Lihat ke Halaman Asli

Kamaruddin Azis

TERVERIFIKASI

Profil

Blusukan Jokowi dan Pisau Tumpul Perencanaan

Diperbarui: 2 Agustus 2017   11:39

Kompasiana adalah platform blog. Konten ini menjadi tanggung jawab bloger dan tidak mewakili pandangan redaksi Kompas.

Di atas Hati Buana Setia (foto: Solopos)

Jokowi-JK adalah harapan besar Indonesia. Adalah dua pucuk pengambil kebijakan yang bisa mengetuk palu pengalokasian sumber daya pembangunan nasional dengan gagah berani. Mana boleh, mana tidak. Sejatinya, mereka adalah koridor 'perubahan yang direncanakan' setelah pertimbangan-pertimbangan luhur dan terukur.

Kita mafhum pasangan tersebut meraup 53,15% atau 70.633.576 suara rakyat untuk menuju istana perubahan. Dari mereka, perubahan-perubahan substantif dan strategis bagi Negara disematkan.

Capaian fundamental dan menggetarkan dari Kota Solo menjadi alas mengapa rakyat begitu mengelukkan Jokowi. Karena itulah si pengusaha mebel melenggang ke puncak tertinggi Negara, pada negara dengan luas kedua terbesar di Asia atau ketujuh di dunia setelah Rusia, Amerika Serikat, China, Brazil dan Australia. Berbekal pengalaman dari mengelola kompleksitas Solo, Jokowi dipercaya warga Jakarta untuk memimpin ibukota berpenduduk nyaris 10 juta itu (2014).

Banyak orang menyebut keunggulan Jokowi adalah pada leadership-nya mengelola kompleksitas dengan cara yang sederhana dan ringan. Leadership yang ditunjukkan dengan gaya berkomunikasi cair dan gamblang. Membahasakan dan menghembuskan visi ke telinga dan mata warga dengan bahasa 'ndeso', sifat dasar manusia Indonesia yang jauh dari kesan skenario, apa adanya dan anti-mainstream.

Tak serupa pemimpin yang malas gerak, lamban dan betah di ruangan ber-AC. Jokowi memboyong modal dasar layaknya perencana kawakan. Kemana-mana bawa telinga, menyiapkan lidah dan sebuah pisau bedah yang terselip di anusiasmenya pada pernak-pernik akar rumput.  

Modal dan model perencanaan

Berdasarkan model pendekatan dalam mengelola kompleksitas pemerintahan di Solo dan Jakarta, Jokowi memekarkan atensi publik bahwa Pemerintahan yang baik adalah ketika pemimpin menghamba rakyat, mendengarkan dan ikhlas membicarakan agenda-agenda perubahan berdasarkan data informasi yang tersedia dan verifiable.

Dengan blusukan-nya, kita akhirnya sadar bahwa persoalan selama ini yang membelenggu NKRI adalah ketiadaan jembatan telinga pada hulu-hilir persoalan.

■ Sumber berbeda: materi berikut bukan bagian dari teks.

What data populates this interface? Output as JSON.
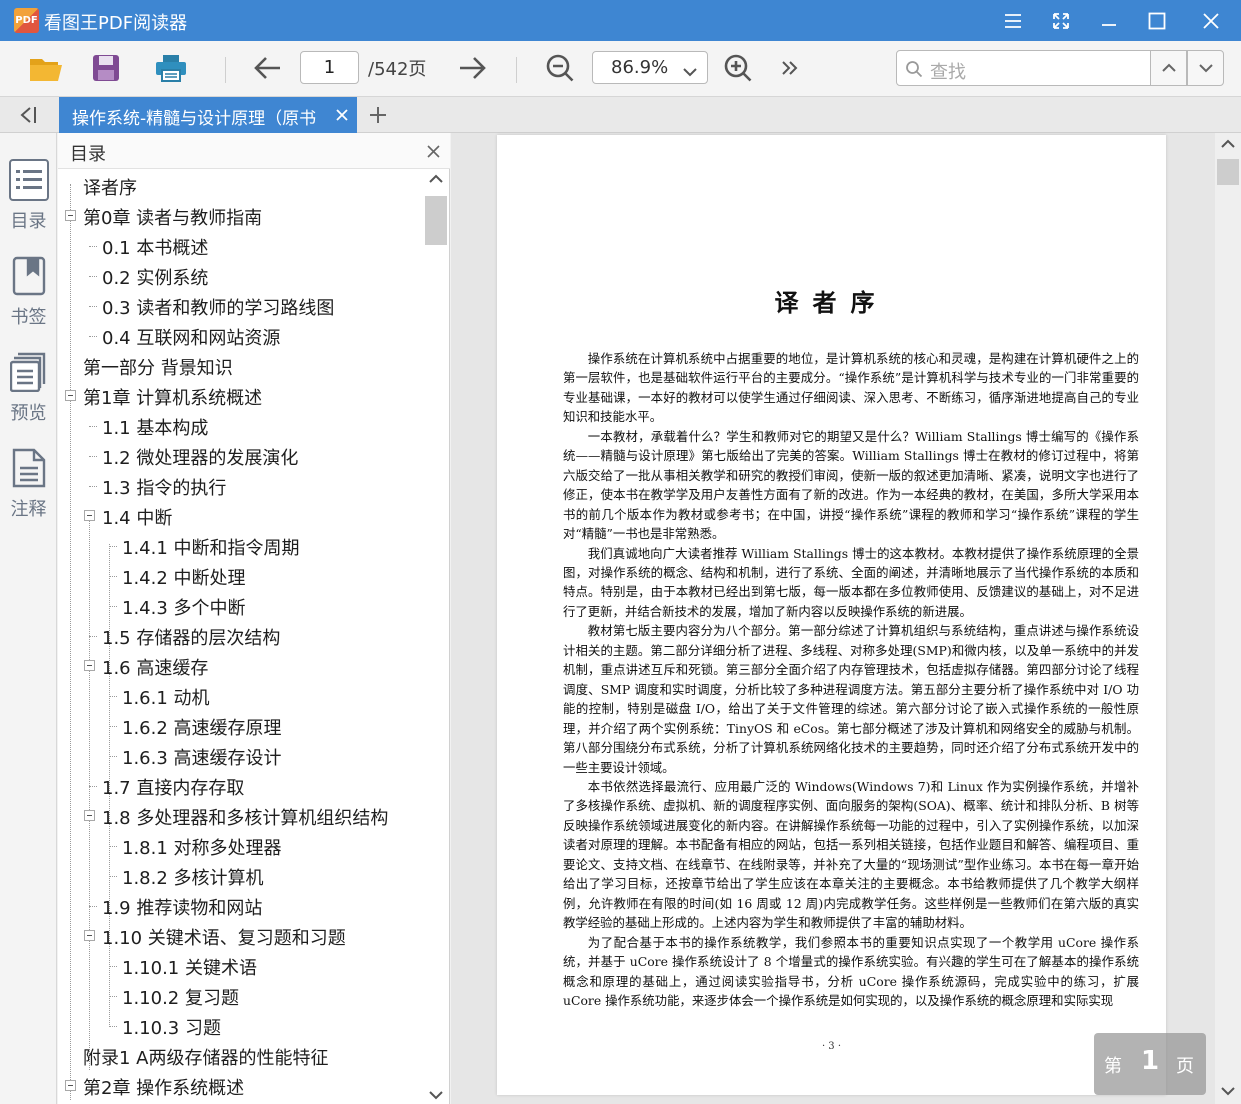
{
  "app": {
    "logo_text": "PDF",
    "title": "看图王PDF阅读器",
    "accent_color": "#3e86d2"
  },
  "window_controls": [
    "menu-icon",
    "fullscreen-icon",
    "minimize-icon",
    "maximize-icon",
    "close-icon"
  ],
  "toolbar": {
    "buttons": [
      "open-folder-icon",
      "save-icon",
      "print-icon",
      "arrow-left-icon",
      "arrow-right-icon",
      "zoom-out-icon",
      "zoom-in-icon",
      "more-icon"
    ],
    "page_current": "1",
    "page_total": "/542页",
    "zoom": "86.9%",
    "search_placeholder": "查找"
  },
  "tabs": {
    "active_label": "操作系统-精髓与设计原理（原书",
    "add_label": "+"
  },
  "rail": {
    "items": [
      {
        "icon": "toc-icon",
        "label": "目录"
      },
      {
        "icon": "bookmark-icon",
        "label": "书签"
      },
      {
        "icon": "preview-icon",
        "label": "预览"
      },
      {
        "icon": "annotation-icon",
        "label": "注释"
      }
    ]
  },
  "toc": {
    "title": "目录",
    "items": [
      {
        "label": "译者序",
        "level": 0,
        "toggle": false
      },
      {
        "label": "第0章 读者与教师指南",
        "level": 0,
        "toggle": true
      },
      {
        "label": "0.1 本书概述",
        "level": 1,
        "toggle": false
      },
      {
        "label": "0.2 实例系统",
        "level": 1,
        "toggle": false
      },
      {
        "label": "0.3 读者和教师的学习路线图",
        "level": 1,
        "toggle": false
      },
      {
        "label": "0.4 互联网和网站资源",
        "level": 1,
        "toggle": false
      },
      {
        "label": "第一部分 背景知识",
        "level": 0,
        "toggle": false
      },
      {
        "label": "第1章 计算机系统概述",
        "level": 0,
        "toggle": true
      },
      {
        "label": "1.1 基本构成",
        "level": 1,
        "toggle": false
      },
      {
        "label": "1.2 微处理器的发展演化",
        "level": 1,
        "toggle": false
      },
      {
        "label": "1.3 指令的执行",
        "level": 1,
        "toggle": false
      },
      {
        "label": "1.4 中断",
        "level": 1,
        "toggle": true
      },
      {
        "label": "1.4.1 中断和指令周期",
        "level": 2,
        "toggle": false
      },
      {
        "label": "1.4.2 中断处理",
        "level": 2,
        "toggle": false
      },
      {
        "label": "1.4.3 多个中断",
        "level": 2,
        "toggle": false
      },
      {
        "label": "1.5 存储器的层次结构",
        "level": 1,
        "toggle": false
      },
      {
        "label": "1.6 高速缓存",
        "level": 1,
        "toggle": true
      },
      {
        "label": "1.6.1 动机",
        "level": 2,
        "toggle": false
      },
      {
        "label": "1.6.2 高速缓存原理",
        "level": 2,
        "toggle": false
      },
      {
        "label": "1.6.3 高速缓存设计",
        "level": 2,
        "toggle": false
      },
      {
        "label": "1.7 直接内存存取",
        "level": 1,
        "toggle": false
      },
      {
        "label": "1.8 多处理器和多核计算机组织结构",
        "level": 1,
        "toggle": true
      },
      {
        "label": "1.8.1 对称多处理器",
        "level": 2,
        "toggle": false
      },
      {
        "label": "1.8.2 多核计算机",
        "level": 2,
        "toggle": false
      },
      {
        "label": "1.9 推荐读物和网站",
        "level": 1,
        "toggle": false
      },
      {
        "label": "1.10 关键术语、复习题和习题",
        "level": 1,
        "toggle": true
      },
      {
        "label": "1.10.1 关键术语",
        "level": 2,
        "toggle": false
      },
      {
        "label": "1.10.2 复习题",
        "level": 2,
        "toggle": false
      },
      {
        "label": "1.10.3 习题",
        "level": 2,
        "toggle": false
      },
      {
        "label": "附录1 A两级存储器的性能特征",
        "level": 0,
        "toggle": false
      },
      {
        "label": "第2章 操作系统概述",
        "level": 0,
        "toggle": true
      }
    ]
  },
  "document": {
    "heading": "译者序",
    "paragraphs": [
      "操作系统在计算机系统中占据重要的地位，是计算机系统的核心和灵魂，是构建在计算机硬件之上的第一层软件，也是基础软件运行平台的主要成分。“操作系统”是计算机科学与技术专业的一门非常重要的专业基础课，一本好的教材可以使学生通过仔细阅读、深入思考、不断练习，循序渐进地提高自己的专业知识和技能水平。",
      "一本教材，承载着什么？学生和教师对它的期望又是什么？William Stallings 博士编写的《操作系统——精髓与设计原理》第七版给出了完美的答案。William Stallings 博士在教材的修订过程中，将第六版交给了一批从事相关教学和研究的教授们审阅，使新一版的叙述更加清晰、紧凑，说明文字也进行了修正，使本书在教学学及用户友善性方面有了新的改进。作为一本经典的教材，在美国，多所大学采用本书的前几个版本作为教材或参考书；在中国，讲授“操作系统”课程的教师和学习“操作系统”课程的学生对“精髓”一书也是非常熟悉。",
      "我们真诚地向广大读者推荐 William Stallings 博士的这本教材。本教材提供了操作系统原理的全景图，对操作系统的概念、结构和机制，进行了系统、全面的阐述，并清晰地展示了当代操作系统的本质和特点。特别是，由于本教材已经出到第七版，每一版本都在多位教师使用、反馈建议的基础上，对不足进行了更新，并结合新技术的发展，增加了新内容以反映操作系统的新进展。",
      "教材第七版主要内容分为八个部分。第一部分综述了计算机组织与系统结构，重点讲述与操作系统设计相关的主题。第二部分详细分析了进程、多线程、对称多处理(SMP)和微内核，以及单一系统中的并发机制，重点讲述互斥和死锁。第三部分全面介绍了内存管理技术，包括虚拟存储器。第四部分讨论了线程调度、SMP 调度和实时调度，分析比较了多种进程调度方法。第五部分主要分析了操作系统中对 I/O 功能的控制，特别是磁盘 I/O，给出了关于文件管理的综述。第六部分讨论了嵌入式操作系统的一般性原理，并介绍了两个实例系统：TinyOS 和 eCos。第七部分概述了涉及计算机和网络安全的威胁与机制。第八部分围绕分布式系统，分析了计算机系统网络化技术的主要趋势，同时还介绍了分布式系统开发中的一些主要设计领域。",
      "本书依然选择最流行、应用最广泛的 Windows(Windows 7)和 Linux 作为实例操作系统，并增补了多核操作系统、虚拟机、新的调度程序实例、面向服务的架构(SOA)、概率、统计和排队分析、B 树等反映操作系统领域进展变化的新内容。在讲解操作系统每一功能的过程中，引入了实例操作系统，以加深读者对原理的理解。本书配备有相应的网站，包括一系列相关链接，包括作业题目和解答、编程项目、重要论文、支持文档、在线章节、在线附录等，并补充了大量的“现场测试”型作业练习。本书在每一章开始给出了学习目标，还按章节给出了学生应该在本章关注的主要概念。本书给教师提供了几个教学大纲样例，允许教师在有限的时间(如 16 周或 12 周)内完成教学任务。这些样例是一些教师们在第六版的真实教学经验的基础上形成的。上述内容为学生和教师提供了丰富的辅助材料。",
      "为了配合基于本书的操作系统教学，我们参照本书的重要知识点实现了一个教学用 uCore 操作系统，并基于 uCore 操作系统设计了 8 个增量式的操作系统实验。有兴趣的学生可在了解基本的操作系统概念和原理的基础上，通过阅读实验指导书，分析 uCore 操作系统源码，完成实验中的练习，扩展 uCore 操作系统功能，来逐步体会一个操作系统是如何实现的，以及操作系统的概念原理和实际实现"
    ],
    "footer": "· 3 ·"
  },
  "page_badge": {
    "prefix": "第",
    "number": "1",
    "suffix": "页"
  }
}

Kegagalan hati perencana membaca gejala dan ketidakmampuan menggerakkan tangan dalam mengalokasikan sumber daya melalui program pembangunan partisipatif yang melibatkan hati.

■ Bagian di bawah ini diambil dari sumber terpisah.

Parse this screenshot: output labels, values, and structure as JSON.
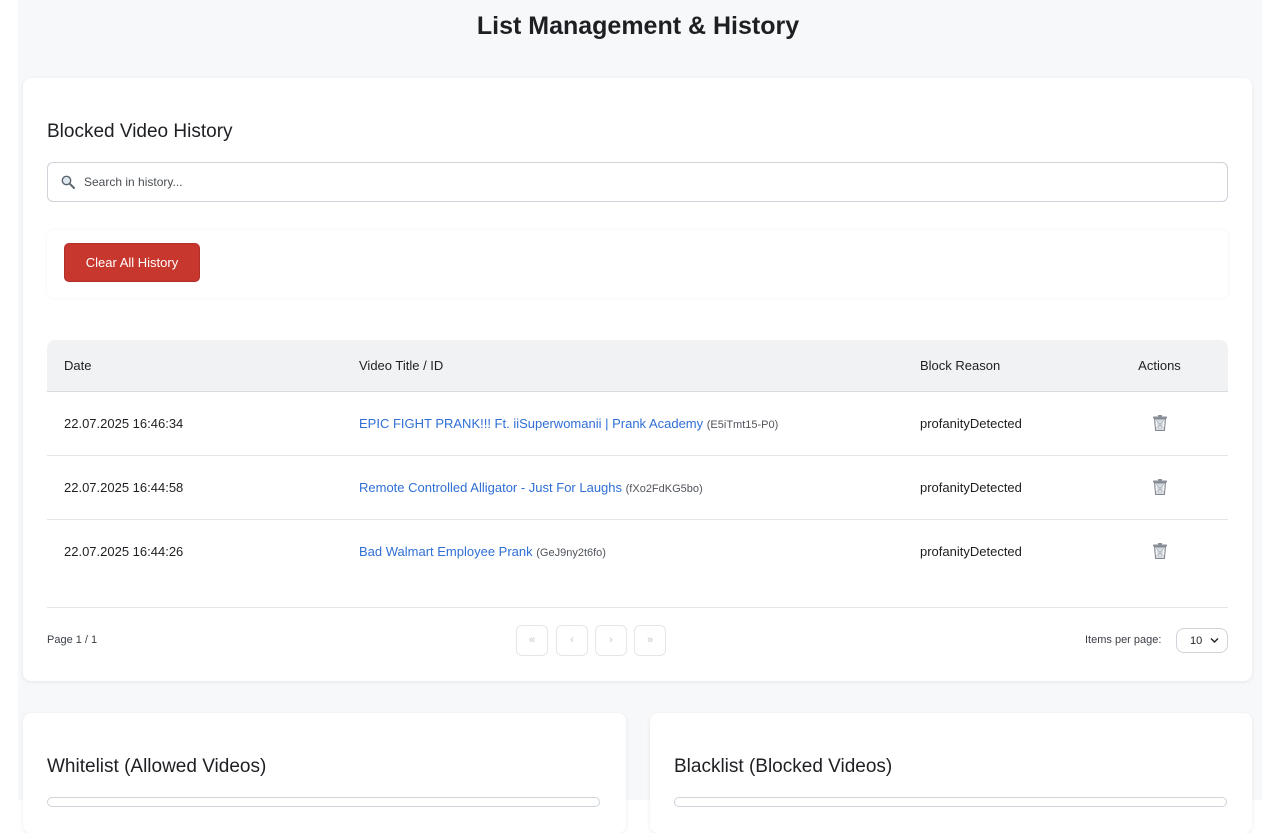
{
  "page": {
    "title": "List Management & History"
  },
  "history": {
    "title": "Blocked Video History",
    "search_placeholder": "Search in history...",
    "clear_button": "Clear All History",
    "columns": {
      "date": "Date",
      "title": "Video Title / ID",
      "reason": "Block Reason",
      "actions": "Actions"
    },
    "rows": [
      {
        "date": "22.07.2025 16:46:34",
        "title": "EPIC FIGHT PRANK!!! Ft. iiSuperwomanii | Prank Academy",
        "id": "(E5iTmt15-P0)",
        "reason": "profanityDetected"
      },
      {
        "date": "22.07.2025 16:44:58",
        "title": "Remote Controlled Alligator - Just For Laughs",
        "id": "(fXo2FdKG5bo)",
        "reason": "profanityDetected"
      },
      {
        "date": "22.07.2025 16:44:26",
        "title": "Bad Walmart Employee Prank",
        "id": "(GeJ9ny2t6fo)",
        "reason": "profanityDetected"
      }
    ],
    "pagination": {
      "page_info": "Page 1 / 1",
      "first": "«",
      "prev": "‹",
      "next": "›",
      "last": "»",
      "items_per_page_label": "Items per page:",
      "items_per_page_value": "10"
    }
  },
  "whitelist": {
    "title": "Whitelist (Allowed Videos)"
  },
  "blacklist": {
    "title": "Blacklist (Blocked Videos)"
  },
  "icons": {
    "search": "magnifier-icon",
    "delete": "trash-icon",
    "select": "chevron-down-icon"
  },
  "colors": {
    "accent_link": "#2f6fd6",
    "danger": "#c8372d",
    "background": "#f7f8fa"
  }
}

Dengan blusukan, kita menyadari bahwa demo sosial dimana-mana tak melulu urusan perut tetapi lebih dari itu.  Demo bisa datang dari sungai yang disodet, dari pantai yang digerus, dari pasir yang ditambang, dari terumbu karang yang dibom, dan lain sebagainya.

Dengan blusukan, Jokowi menyadarkan kita bahwa selama ini yang dilakukan oleh barisan teknokratik (you name it, Barkeley, Harvard, atau apalah) dalam perencanaan (yang ngadem di lembaga-lembaga perencanaan) adalah pengingkaran hakikat perencanaan pembangunan yang meniscayakan rekonfirmasi ke rakyat. Karenanya banyak proyek mangkrak dan hanya melahirkan harapan semu untuk investasi tambahan. Tak efektif, tak efisien.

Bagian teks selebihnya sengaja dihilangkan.